The vapor pressure of acetic acid is 0.033 atm at 25°C. If 5.00g of $\ce{LiF}$ is added to 100g of acetic acid, what would be the vapor pressure of the solution at 25°C?
The lowering in vapor pressure (VP) can be calculated with this equation:
${∆P = X_{solute} * P°_{solvent} * i}$
${∆P}$ is the change (lowering) in VP.
${X_{solute}}$ is the mole fraction of the solute.
${P°_{solvent}}$ is the VP of the pure solvent.
${i}$ is the van't Hoff factor of the solute.
What is the "correct" van't Hoff for this problem, from the perspective of a general chemistry student? I know that $\ce{LiF}$ is not very soluble in water, and I know there are papers on lithium fluoride and acetic acid, but that's all beyond the scope of a general chemistry class.
Therefore, I think it's 2, because $\ce{LiF}$ is expected to be a strong electrolyte. It's ionic, and the solvent is similarly polar (acetic acid has hydrogen bonds).
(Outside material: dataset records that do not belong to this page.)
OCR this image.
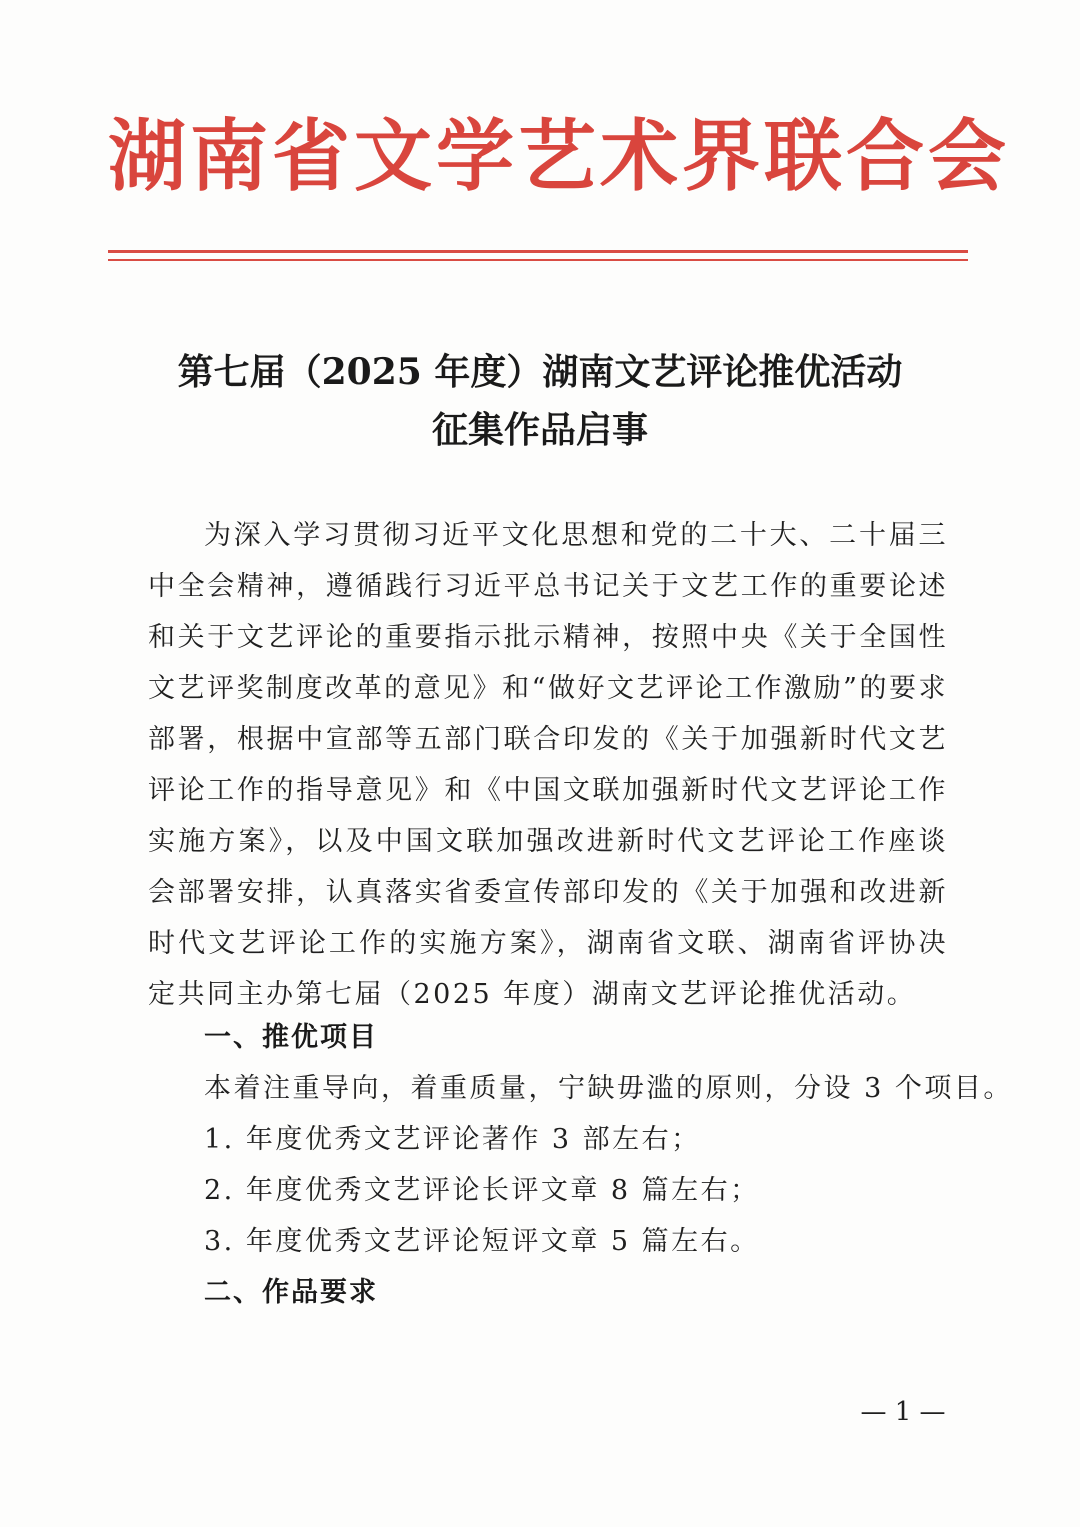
湖南省文学艺术界联合会
第七届（2025 年度）湖南文艺评论推优活动
征集作品启事

为深入学习贯彻习近平文化思想和党的二十大、二十届三中全会精神，遵循践行习近平总书记关于文艺工作的重要论述和关于文艺评论的重要指示批示精神，按照中央《关于全国性文艺评奖制度改革的意见》和“做好文艺评论工作激励”的要求部署，根据中宣部等五部门联合印发的《关于加强新时代文艺评论工作的指导意见》和《中国文联加强新时代文艺评论工作实施方案》，以及中国文联加强改进新时代文艺评论工作座谈会部署安排，认真落实省委宣传部印发的《关于加强和改进新时代文艺评论工作的实施方案》，湖南省文联、湖南省评协决定共同主办第七届（2025 年度）湖南文艺评论推优活动。

一、推优项目
本着注重导向，着重质量，宁缺毋滥的原则，分设 3 个项目。
1. 年度优秀文艺评论著作 3 部左右；
2. 年度优秀文艺评论长评文章 8 篇左右；
3. 年度优秀文艺评论短评文章 5 篇左右。
二、作品要求
— 1 —
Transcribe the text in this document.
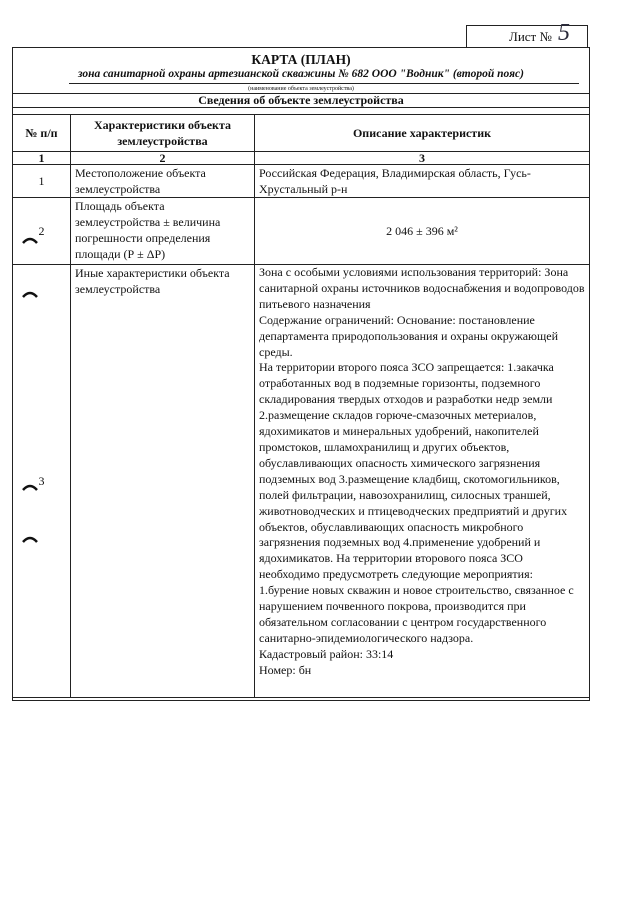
Лист № 5
КАРТА (ПЛАН)
зона санитарной охраны артезианской скважины № 682 ООО "Водник" (второй пояс)
(наименование объекта землеустройства)
Сведения об объекте землеустройства
№ п/п	Характеристики объекта землеустройства	Описание характеристик
1	2	3
1	Местоположение объекта землеустройства	Российская Федерация, Владимирская область, Гусь-Хрустальный р-н
2	Площадь объекта землеустройства ± величина погрешности определения площади (Р ± ΔР)	2 046 ± 396 м²
3	Иные характеристики объекта землеустройства	Зона с особыми условиями использования территорий: Зона санитарной охраны источников водоснабжения и водопроводов питьевого назначения
Содержание ограничений: Основание: постановление департамента природопользования и охраны окружающей среды.
На территории второго пояса ЗСО запрещается: 1.закачка отработанных вод в подземные горизонты, подземного складирования твердых отходов и разработки недр земли 2.размещение складов горюче-смазочных метериалов, ядохимикатов и минеральных удобрений, накопителей промстоков, шламохранилищ и других объектов, обуславливающих опасность химического загрязнения подземных вод 3.размещение кладбищ, скотомогильников, полей фильтрации, навозохранилищ, силосных траншей, животноводческих и птицеводческих предприятий и других объектов, обуславливающих опасность микробного загрязнения подземных вод 4.применение удобрений и ядохимикатов. На территории вторового пояса ЗСО необходимо предусмотреть следующие мероприятия: 1.бурение новых скважин и новое строительство, связанное с нарушением почвенного покрова, производится при обязательном согласовании с центром государственного санитарно-эпидемиологического надзора.
Кадастровый район: 33:14
Номер: бн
The solvent even resembles water in that both have hydrogen-bonding. So I would expect $\ce{LiF}$ to dissolve fully in acetic acid.
Remember, this is a general chemistry class, and the students aren't expected to know much beyond "like dissolves like." $\ce{LiF}$is polar, and so is acetic acid. So to them, $\ce{LiF}$ should dissolve in acetic acid.
Problem is that I'm in trouble with my supervisor since I told someone that i = 2. My supervisor is telling me that the van't Hoff factor should be 1. I looked over his work to see if he accounted for the dissolving of $\ce{LiF}$when calculating the mole fraction of the solute but he didn't - he just found the mole fraction of $\ce{LiF}$, not the combined mole fractions of $\ce{Li+}$ and $\ce{F-}$.
So, what's the deal with this problem? Is there some weird exception I'm not aware of regarding $\ce{LiF}$ and acetic acid? The van't Hoff factor should be 2, correct?